先代からの教えで、九尾のキツネは自分たち狸や紅音たち日本の狐よりも力が強くて、本当はとても優しい妖怪なのだと言われていた。実際にモーリーたちはいつも優しかったし、街に出た時に韓国のごラマや映画で描かれる九尾は優しくかわいい存在だった。九尾の狐
と言うと、玉藻前が有名なので誤解を受けているが実は玉藻前のような存在は珍しいのだ。
『モーリー! 弥和さまだぞ! 滝夜叉姫さまだぞ! 皆お前を助けようとしてきたんだ、目を覚ませ!』
何度そう叫んでも、モーリーの瞳は虚ろなままだった。傍で守りながら聞いている勾陳も痛ましそうにモーリーに視線を向けている。
ヒュン!
どこから来たのか、誰かさんの術がモーリーに運悪く当たってしまい彼女は後ろに倒れた。幸い、脈はあるので気絶しただけのようだ。
「うわあああ、モーリーごめええん!」
当たってしまった事を謝りながら、弥和が朱雀を伴って走ってきた。最初にけしかけた朱雀もさすがに罰が悪そうな顔をしているので、反省はしているようだ。

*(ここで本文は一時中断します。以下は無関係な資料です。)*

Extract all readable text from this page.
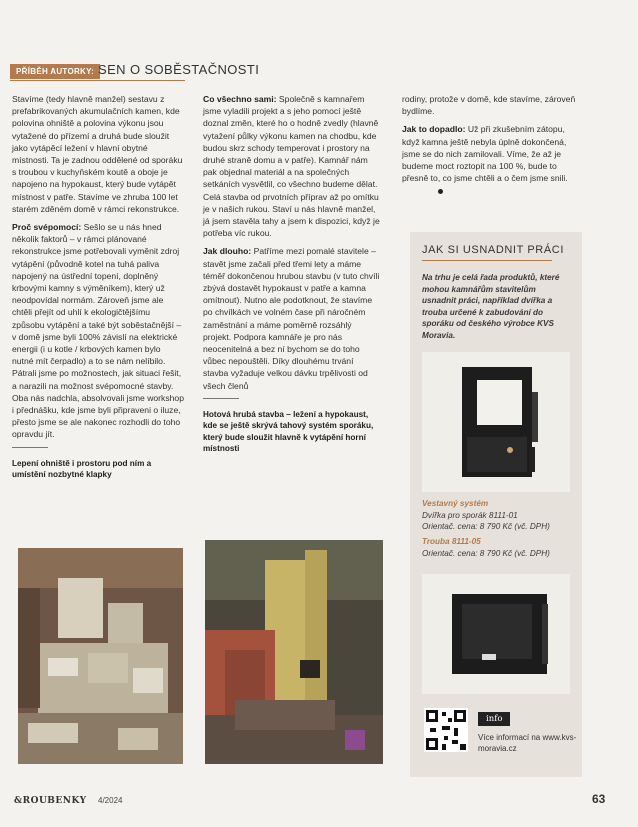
PŘÍBĚH AUTORKY: SEN O SOBĚSTAČNOSTI

Stavíme (tedy hlavně manžel) sestavu z prefabrikovaných akumulačních kamen, kde polovina ohniště a polovina výkonu jsou vytažené do přízemí a druhá bude sloužit jako vytápěcí ležení v hlavní obytné místnosti. Ta je zadnou oddělené od sporáku s troubou v kuchyňském koutě a oboje je napojeno na hypokaust, který bude vytápět místnost v patře. Stavíme ve zhruba 100 let starém zděném domě v rámci rekonstrukce.

Proč svépomocí: Sešlo se u nás hned několik faktorů – v rámci plánované rekonstrukce jsme potřebovali vyměnit zdroj vytápění (původně kotel na tuhá paliva napojený na ústřední topení, doplněný krbovými kamny s výměníkem), který už neodpovídal normám. Zároveň jsme ale chtěli přejít od uhlí k ekologičtějšímu způsobu vytápění a také být soběstačnější – v domě jsme byli 100% závislí na elektrické energii (i u kotle / krbových kamen bylo nutné mít čerpadlo) a to se nám nelíbilo. Pátrali jsme po možnostech, jak situaci řešit, a narazili na možnost svépomocné stavby. Oba nás nadchla, absolvovali jsme workshop i přednášku, kde jsme byli připraveni o iluze, přesto jsme se ale nakonec rozhodli do toho opravdu jít.

Lepení ohniště i prostoru pod ním a umístění nozbytné klapky

Co všechno sami: Společně s kamnařem jsme vyladili projekt a s jeho pomocí ještě doznal změn, které ho o hodně zvedly (hlavně vytažení půlky výkonu kamen na chodbu, kde budou skrz schody temperovat i prostory na druhé straně domu a v patře). Kamnář nám pak objednal materiál a na společných setkáních vysvětlil, co všechno budeme dělat. Celá stavba od prvotních příprav až po omítku je v našich rukou. Staví u nás hlavně manžel, já jsem stavěla tahy a jsem k dispozici, když je potřeba víc rukou.

Jak dlouho: Patříme mezi pomalé stavitele – stavět jsme začali před třemi lety a máme téměř dokončenou hrubou stavbu (v tuto chvíli zbývá dostavět hypokaust v patře a kamna omítnout). Nutno ale podotknout, že stavíme po chvílkách ve volném čase při náročném zaměstnání a máme poměrně rozsáhlý projekt. Podpora kamnáře je pro nás neocenitelná a bez ní bychom se do toho vůbec nepouštěli. Díky dlouhému trvání stavba vyžaduje velkou dávku trpělivosti od všech členů

Hotová hrubá stavba – ležení a hypokaust, kde se ještě skrývá tahový systém sporáku, který bude sloužit hlavně k vytápění horní místnosti

rodiny, protože v domě, kde stavíme, zároveň bydlíme.

Jak to dopadlo: Už při zkušebním zátopu, když kamna ještě nebyla úplně dokončená, jsme se do nich zamilovali. Víme, že až je budeme moct roztopit na 100 %, bude to přesně to, co jsme chtěli a o čem jsme snili.

JAK SI USNADNIT PRÁCI
Na trhu je celá řada produktů, které mohou kamnářům stavitelům usnadnit práci, například dvířka a trouba určené k zabudování do sporáku od českého výrobce KVS Moravia.
Vestavný systém
Dvířka pro sporák 8111-01
Orientač. cena: 8 790 Kč (vč. DPH)
Trouba 8111-05
Orientač. cena: 8 790 Kč (vč. DPH)
info
Více informací na www.kvs-moravia.cz
&ROUBENKY 4/2024	63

『ん……。あれ、弥和さま!? どうしてここに……。ここは玉藻前がいます、皆さん避難してくださっ!?』
気絶していたモーリーが目を覚ますと、元のモーリーに戻っていた。言葉を聞いて安心した弥和は、モーリーが言い終わる前に彼女に抱きついた。
「モーリー! よかった!」
『弥和さま……? え、あれ、玉藻前は?』
『玉藻前は我らと戦う間も無く消滅した。玉藻前を蘆屋道満が操っていてな、利用されただけで捨てられたのだ。お前たち九尾もやつに操られて戦っている最中だ』
操られていた時の記憶がないらしいモーリーに、状況を勾陳が伝えると玉藻前が消滅したことに驚いていた。そして、操られているとはいえ、みんなに爪や牙を立てたことに謝った。
「いいの。大変やったでしょ? もう大丈夫だよ」
弥和の言葉を聞いて、モーリーは涙をポロポロ零した。もうこれで、玉藻前に怯えなくてすむ。
『我が姫、今のモーリーさまを見て思った事があるのですが』
「なあに?」
『今、モーリーさまに繰り出した術をがしゃどくろに乗って九尾たち全員に繰り出したら戻るのではないかと』
勾陳の提案に乗ることにした。現に、偶然とは言えモーリーは元に戻ったのだ。他の九尾たちにも効くはずだ。
ならばと、勾陳ががしゃどくろと滝夜叉姫を呼んで来て弥和と朱雀も乗った。がしゃどくろは、なるべく一回で九尾たちに当たりそうな箇所を探す。探している隙に勾陳と朱雀は十二天将たちを通じて全員に計画を伝える。それとなく、みんなが避難したくらいでがしゃどくろがいいポジションを見つけた。
深呼吸をして神経を術に集中する。さっきのように優しくて、それでいて大きな術を弥和は九尾の郷全体に繰り出した。